The insurance companies are dropping anyone who might actually make a claim.
.....The insurance companies are dropping anyone who might actually make a claim......
No, that is not at issue.
The issue painfully learned down south is that insurance for homeowners in cosatal areas subject to hurricanes is simply no longer feasible.
To adequately cover the risks, premiums must be so high people will not pay them. Property values have inflated to the point that insured values aren't adequate for recovery.
Rather than put up with the hassle of lawsuits about coverage and coverage valuations it is best to abandon the business.
There is a big difference between insuring against a risk and socializing risk. The political controversies surrounding insurance arise largely from people who think insurers should be socializing risk -- i.e., subsidizing high risk behaviors and locations.

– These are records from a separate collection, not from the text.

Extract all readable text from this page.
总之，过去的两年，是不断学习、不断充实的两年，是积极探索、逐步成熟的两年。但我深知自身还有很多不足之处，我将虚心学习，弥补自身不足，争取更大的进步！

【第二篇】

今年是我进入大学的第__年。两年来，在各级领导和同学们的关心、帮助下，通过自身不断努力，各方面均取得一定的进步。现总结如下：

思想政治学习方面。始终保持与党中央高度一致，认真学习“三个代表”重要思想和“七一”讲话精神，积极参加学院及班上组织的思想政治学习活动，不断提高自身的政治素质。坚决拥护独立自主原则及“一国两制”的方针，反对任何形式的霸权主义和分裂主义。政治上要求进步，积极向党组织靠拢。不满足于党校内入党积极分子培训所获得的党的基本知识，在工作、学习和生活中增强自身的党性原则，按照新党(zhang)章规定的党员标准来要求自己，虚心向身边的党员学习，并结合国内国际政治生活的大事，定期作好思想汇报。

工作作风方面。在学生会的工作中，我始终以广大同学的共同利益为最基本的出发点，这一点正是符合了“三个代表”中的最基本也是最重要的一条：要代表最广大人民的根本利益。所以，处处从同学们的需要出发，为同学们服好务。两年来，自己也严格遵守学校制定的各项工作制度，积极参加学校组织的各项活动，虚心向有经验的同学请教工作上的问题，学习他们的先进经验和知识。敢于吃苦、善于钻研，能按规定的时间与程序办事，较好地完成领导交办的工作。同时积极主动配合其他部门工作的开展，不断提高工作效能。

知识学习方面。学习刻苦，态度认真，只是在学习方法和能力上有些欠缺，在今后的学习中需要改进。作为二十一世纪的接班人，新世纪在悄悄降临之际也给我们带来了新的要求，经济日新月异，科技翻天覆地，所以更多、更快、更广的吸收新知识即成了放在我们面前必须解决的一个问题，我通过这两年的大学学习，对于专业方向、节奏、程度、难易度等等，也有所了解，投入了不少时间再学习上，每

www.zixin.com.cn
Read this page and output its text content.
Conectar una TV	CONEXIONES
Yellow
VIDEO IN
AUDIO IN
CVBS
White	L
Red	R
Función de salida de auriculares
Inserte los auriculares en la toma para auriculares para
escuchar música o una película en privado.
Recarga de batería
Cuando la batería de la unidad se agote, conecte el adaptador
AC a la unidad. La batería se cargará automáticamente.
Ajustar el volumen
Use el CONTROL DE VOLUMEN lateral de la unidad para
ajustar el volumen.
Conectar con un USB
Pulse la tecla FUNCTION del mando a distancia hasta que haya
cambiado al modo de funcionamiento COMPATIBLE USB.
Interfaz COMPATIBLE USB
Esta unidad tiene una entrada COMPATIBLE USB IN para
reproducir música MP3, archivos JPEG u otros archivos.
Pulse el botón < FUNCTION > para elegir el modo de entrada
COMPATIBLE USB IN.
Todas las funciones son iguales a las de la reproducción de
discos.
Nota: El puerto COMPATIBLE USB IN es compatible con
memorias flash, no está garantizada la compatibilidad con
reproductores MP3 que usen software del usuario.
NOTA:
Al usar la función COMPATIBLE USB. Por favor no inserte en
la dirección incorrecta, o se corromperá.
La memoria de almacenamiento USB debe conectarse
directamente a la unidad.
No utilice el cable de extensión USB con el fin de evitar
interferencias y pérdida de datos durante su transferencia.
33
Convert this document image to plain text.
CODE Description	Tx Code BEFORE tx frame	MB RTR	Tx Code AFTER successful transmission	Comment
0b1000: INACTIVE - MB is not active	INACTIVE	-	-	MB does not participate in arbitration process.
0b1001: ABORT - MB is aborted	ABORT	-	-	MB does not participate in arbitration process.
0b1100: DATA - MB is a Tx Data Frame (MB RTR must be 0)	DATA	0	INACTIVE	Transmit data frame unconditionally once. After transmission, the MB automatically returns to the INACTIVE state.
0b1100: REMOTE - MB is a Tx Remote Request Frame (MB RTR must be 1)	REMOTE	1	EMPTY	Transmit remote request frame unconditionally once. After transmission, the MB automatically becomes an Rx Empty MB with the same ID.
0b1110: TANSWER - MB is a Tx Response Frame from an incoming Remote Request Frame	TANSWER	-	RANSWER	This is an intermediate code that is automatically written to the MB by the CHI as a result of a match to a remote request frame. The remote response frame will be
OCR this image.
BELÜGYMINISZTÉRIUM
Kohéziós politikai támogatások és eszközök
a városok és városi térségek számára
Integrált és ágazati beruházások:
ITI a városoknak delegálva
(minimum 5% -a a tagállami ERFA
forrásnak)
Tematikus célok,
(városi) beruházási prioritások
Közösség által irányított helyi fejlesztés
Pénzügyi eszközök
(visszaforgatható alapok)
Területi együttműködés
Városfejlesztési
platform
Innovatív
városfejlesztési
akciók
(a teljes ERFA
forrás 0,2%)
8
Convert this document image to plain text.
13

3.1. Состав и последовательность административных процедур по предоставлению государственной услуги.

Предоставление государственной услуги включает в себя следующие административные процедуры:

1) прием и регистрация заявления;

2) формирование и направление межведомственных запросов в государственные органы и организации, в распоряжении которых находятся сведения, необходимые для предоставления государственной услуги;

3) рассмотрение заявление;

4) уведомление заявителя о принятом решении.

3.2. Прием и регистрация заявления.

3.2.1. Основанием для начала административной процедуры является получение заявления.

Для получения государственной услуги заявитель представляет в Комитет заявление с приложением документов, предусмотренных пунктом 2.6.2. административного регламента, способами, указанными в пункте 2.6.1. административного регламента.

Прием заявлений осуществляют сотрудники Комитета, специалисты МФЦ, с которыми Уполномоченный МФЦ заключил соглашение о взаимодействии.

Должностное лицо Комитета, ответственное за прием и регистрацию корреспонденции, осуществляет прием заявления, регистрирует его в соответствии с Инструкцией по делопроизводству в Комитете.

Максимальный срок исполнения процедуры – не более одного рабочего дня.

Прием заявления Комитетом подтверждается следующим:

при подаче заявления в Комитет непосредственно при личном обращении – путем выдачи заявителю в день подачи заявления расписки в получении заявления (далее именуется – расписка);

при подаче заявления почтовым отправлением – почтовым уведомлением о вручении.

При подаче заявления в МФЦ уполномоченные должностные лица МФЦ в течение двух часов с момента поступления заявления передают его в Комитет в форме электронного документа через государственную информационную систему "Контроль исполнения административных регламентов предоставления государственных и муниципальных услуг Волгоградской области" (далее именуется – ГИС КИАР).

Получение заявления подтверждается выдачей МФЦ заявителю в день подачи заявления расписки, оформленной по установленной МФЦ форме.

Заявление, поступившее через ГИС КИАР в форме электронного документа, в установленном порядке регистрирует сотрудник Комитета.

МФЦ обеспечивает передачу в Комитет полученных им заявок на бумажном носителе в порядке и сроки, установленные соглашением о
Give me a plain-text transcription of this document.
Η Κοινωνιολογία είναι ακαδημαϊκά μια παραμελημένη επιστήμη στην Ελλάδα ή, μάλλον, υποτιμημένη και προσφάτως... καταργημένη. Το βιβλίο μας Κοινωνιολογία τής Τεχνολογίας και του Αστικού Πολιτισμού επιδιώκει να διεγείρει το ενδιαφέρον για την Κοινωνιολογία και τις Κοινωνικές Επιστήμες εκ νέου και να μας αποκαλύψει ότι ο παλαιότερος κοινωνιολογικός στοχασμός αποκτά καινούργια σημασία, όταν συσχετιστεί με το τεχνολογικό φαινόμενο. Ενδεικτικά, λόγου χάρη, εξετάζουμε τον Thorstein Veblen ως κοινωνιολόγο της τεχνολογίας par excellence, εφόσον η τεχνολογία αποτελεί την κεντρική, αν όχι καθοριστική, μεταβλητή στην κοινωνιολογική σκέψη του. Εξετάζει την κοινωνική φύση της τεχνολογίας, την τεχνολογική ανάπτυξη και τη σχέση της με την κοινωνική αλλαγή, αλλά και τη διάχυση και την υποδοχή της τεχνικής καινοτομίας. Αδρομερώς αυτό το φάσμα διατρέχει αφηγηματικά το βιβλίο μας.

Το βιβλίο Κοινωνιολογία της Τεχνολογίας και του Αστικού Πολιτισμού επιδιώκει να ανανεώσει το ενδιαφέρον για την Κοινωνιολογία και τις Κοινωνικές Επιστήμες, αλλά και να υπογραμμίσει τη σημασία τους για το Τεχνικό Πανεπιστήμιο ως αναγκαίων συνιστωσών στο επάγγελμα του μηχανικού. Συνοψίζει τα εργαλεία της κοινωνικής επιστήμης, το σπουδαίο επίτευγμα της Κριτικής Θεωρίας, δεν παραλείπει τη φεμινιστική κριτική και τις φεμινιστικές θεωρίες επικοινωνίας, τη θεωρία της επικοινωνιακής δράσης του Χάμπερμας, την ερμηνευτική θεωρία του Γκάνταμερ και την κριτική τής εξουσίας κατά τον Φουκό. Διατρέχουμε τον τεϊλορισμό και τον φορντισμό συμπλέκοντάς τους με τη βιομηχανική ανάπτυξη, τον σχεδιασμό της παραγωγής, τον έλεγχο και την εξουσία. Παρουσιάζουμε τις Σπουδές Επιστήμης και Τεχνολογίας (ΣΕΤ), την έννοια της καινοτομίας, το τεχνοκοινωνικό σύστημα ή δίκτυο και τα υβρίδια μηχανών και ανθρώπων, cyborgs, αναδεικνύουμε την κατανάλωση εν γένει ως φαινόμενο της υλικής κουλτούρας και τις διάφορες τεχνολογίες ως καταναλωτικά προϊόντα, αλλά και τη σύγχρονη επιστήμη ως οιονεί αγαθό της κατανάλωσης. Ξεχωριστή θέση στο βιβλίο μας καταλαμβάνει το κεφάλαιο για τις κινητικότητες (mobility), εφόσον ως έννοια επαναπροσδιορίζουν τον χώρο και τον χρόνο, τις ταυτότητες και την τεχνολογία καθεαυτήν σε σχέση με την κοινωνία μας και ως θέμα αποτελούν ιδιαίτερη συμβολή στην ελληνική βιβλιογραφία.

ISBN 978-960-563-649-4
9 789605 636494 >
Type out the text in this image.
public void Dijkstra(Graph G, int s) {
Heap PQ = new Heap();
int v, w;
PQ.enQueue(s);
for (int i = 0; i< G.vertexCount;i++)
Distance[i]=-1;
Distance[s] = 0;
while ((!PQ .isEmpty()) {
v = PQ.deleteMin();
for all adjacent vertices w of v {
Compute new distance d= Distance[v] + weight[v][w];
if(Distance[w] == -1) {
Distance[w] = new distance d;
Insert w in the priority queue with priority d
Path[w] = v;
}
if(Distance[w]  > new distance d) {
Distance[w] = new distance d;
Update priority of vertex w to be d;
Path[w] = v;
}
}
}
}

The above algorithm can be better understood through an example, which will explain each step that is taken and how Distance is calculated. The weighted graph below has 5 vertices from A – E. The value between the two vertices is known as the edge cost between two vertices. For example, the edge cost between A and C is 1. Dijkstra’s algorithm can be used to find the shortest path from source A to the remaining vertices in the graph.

The logic of insurance is that people who share a risk band together to pool resources against a predictable loss. People who live in coastal areas ought to pay a premium against hurricanes, just as people who live in California ought to pay for earthquakes. All that seems to be happening now is that insurers are splitting those risks out of the national risk pool. Fine with me.
I don't follow insurance closely but I get the impression that one of the big unnecessary problems is that state legislatures and courts are shredding coverage limitations on an ad hoc, after the fact basis. That destroys the predictablity on which rate setting depends. If I were an insurer, I'd be tempted to withdraw from the affected markets as well. Mandated coverages are a different matter. They are usually bad policy but one can factor them into the rates notwithstanding.